VR Research Suggests Including Low Resolution Content in the Peripheral Vision to Decrease Nausea

A recently published article from the Proceedings of the 2016 CHI Conference on Human Factors in Computing Systems, “Augmenting the Field-of-View of Head-Mounted Displays with Sparse Peripheral Displays” by Robert Xiao, Carnegie Mellon University and Microsoft Research and Hrvoje Banko, Microsoft Research presents some new ideas to make the VR experience less nauseating for users.

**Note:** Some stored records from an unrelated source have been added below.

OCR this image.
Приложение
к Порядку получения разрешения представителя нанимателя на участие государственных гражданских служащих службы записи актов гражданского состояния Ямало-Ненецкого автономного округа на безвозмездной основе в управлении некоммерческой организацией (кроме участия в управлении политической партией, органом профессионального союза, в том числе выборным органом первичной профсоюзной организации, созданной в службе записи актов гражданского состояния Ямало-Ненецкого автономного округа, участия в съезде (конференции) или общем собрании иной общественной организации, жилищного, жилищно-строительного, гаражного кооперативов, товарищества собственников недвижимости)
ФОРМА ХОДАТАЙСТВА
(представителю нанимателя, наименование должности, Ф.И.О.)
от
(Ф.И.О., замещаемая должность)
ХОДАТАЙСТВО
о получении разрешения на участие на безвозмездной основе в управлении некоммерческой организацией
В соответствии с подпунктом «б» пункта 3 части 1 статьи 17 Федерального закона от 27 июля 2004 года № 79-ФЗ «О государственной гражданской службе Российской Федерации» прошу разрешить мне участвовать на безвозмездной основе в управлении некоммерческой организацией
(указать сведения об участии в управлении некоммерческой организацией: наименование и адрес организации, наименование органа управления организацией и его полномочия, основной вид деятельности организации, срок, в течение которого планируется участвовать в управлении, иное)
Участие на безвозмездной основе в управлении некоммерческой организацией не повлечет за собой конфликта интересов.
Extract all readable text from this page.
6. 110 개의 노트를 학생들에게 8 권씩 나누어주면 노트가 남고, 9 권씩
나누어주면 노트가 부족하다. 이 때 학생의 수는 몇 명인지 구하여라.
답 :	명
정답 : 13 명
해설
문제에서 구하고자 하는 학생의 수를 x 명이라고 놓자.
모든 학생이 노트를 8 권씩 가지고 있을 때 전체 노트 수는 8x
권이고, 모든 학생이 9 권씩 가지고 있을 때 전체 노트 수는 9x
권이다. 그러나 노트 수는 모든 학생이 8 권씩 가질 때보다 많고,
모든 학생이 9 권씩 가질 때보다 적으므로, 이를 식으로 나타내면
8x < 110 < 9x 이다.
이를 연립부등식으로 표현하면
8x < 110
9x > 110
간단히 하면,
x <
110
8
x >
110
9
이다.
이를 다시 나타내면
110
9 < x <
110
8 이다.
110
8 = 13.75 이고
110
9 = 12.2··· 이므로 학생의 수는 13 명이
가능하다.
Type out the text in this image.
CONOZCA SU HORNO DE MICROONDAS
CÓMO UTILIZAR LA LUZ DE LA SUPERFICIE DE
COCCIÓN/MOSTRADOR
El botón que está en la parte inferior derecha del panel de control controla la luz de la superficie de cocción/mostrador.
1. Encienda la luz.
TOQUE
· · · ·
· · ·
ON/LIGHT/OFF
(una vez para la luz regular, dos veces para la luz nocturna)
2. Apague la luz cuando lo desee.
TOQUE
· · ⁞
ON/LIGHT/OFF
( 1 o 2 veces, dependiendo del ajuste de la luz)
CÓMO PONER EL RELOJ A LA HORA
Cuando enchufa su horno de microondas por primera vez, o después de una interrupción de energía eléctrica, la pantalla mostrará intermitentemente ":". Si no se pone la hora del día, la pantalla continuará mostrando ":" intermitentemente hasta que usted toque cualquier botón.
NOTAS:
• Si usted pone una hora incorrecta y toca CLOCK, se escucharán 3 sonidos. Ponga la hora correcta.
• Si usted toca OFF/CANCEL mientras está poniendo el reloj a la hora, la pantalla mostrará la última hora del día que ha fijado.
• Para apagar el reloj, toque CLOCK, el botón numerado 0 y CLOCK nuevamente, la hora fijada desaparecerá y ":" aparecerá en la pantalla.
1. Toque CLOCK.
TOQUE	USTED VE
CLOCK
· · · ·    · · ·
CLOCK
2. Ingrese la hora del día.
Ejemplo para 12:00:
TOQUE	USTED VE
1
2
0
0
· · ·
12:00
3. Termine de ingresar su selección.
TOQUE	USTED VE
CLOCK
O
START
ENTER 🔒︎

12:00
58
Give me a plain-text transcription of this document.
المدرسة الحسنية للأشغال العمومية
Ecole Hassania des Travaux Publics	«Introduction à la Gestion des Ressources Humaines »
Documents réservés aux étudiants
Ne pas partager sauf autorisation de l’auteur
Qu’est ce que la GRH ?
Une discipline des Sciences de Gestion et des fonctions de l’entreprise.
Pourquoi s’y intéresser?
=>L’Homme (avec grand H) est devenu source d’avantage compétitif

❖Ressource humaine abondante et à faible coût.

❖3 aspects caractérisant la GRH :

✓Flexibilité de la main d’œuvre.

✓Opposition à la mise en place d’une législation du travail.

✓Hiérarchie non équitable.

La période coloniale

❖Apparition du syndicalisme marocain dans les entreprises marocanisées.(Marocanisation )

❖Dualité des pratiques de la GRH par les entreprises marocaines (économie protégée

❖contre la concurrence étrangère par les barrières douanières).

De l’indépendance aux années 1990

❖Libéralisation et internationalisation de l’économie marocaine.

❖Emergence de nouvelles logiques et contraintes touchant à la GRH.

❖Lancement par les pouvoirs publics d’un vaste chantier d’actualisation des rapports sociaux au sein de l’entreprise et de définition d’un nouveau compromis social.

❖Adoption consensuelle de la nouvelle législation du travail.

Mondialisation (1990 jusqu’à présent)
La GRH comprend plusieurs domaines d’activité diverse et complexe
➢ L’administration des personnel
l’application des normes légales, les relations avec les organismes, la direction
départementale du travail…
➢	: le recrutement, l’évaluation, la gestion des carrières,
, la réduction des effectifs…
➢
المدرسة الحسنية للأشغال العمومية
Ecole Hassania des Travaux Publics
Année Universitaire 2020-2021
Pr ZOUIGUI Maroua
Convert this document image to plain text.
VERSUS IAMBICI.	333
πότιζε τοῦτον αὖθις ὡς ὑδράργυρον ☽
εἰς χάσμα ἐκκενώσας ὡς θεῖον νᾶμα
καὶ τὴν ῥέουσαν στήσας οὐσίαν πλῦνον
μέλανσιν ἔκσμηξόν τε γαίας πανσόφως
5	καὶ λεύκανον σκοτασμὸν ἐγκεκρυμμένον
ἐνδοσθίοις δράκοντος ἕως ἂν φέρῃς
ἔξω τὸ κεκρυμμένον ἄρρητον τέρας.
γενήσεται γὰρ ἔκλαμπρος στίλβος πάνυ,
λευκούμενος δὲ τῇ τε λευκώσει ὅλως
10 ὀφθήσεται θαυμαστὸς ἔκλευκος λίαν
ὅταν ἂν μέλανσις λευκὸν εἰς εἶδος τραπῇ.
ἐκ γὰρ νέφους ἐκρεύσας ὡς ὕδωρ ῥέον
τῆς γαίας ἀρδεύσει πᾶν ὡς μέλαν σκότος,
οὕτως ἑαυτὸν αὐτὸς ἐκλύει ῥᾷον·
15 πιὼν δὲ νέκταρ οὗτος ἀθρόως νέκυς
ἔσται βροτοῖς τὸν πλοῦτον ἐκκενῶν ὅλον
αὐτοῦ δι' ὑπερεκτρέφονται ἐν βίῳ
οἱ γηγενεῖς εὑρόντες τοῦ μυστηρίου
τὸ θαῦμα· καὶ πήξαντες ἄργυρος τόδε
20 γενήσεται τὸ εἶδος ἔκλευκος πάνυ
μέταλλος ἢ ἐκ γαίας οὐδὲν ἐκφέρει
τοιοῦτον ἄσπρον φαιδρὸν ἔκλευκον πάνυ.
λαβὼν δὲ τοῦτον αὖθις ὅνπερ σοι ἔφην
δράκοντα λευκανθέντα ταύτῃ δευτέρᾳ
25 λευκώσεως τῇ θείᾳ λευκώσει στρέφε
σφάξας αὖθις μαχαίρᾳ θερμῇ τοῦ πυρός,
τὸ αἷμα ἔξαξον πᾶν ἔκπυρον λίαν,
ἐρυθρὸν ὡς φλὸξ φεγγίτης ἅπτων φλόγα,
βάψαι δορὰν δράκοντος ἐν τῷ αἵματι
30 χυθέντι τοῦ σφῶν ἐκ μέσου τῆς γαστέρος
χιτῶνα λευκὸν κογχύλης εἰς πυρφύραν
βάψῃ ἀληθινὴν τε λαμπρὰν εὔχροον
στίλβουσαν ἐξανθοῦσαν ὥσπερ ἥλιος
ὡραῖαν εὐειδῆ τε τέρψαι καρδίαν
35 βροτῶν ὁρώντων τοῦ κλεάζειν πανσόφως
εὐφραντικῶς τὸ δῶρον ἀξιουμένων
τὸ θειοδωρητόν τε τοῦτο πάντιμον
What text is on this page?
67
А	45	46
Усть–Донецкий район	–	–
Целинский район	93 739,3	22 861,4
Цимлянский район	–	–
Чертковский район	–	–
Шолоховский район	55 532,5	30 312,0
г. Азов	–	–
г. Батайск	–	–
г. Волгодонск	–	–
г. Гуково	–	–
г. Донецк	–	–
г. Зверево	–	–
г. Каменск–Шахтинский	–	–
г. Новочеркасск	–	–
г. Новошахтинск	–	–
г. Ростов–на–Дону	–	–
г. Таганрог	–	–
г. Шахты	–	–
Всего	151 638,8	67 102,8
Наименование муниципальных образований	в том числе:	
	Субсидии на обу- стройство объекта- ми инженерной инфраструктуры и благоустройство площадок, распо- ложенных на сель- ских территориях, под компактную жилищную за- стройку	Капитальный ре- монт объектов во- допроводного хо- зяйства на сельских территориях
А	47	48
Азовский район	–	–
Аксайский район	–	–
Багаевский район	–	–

Based on existing research, one of the key issues with VR and AR headsets is the potential to induce nausea in the user, referred to as simulator sickness. The general reason for this kind of sickness is the mismatch between visual cues and other sensory input that causes a conflict in processing all sensory input. They refer to ‘vection’ as a perception of self-motion while using a headset. This vection is of course in conflict with other sensors like the inner ear that senses acceleration, for example.

SparseLight VR 2

In the current implementation, AR and VR headsets are still limited in their field of vision to a much smaller value than our human vision system is capable of acquiring. Recent research has shown that devices with larger field of view do not necessarily reduce the nauseating effect, but as a matter of fact may even increase it. The authors suggest that a high resolution display in the peripheral part of our vision system increases the potential mismatch of vision perceived motion, which is of course in conflict with the real motion of the person.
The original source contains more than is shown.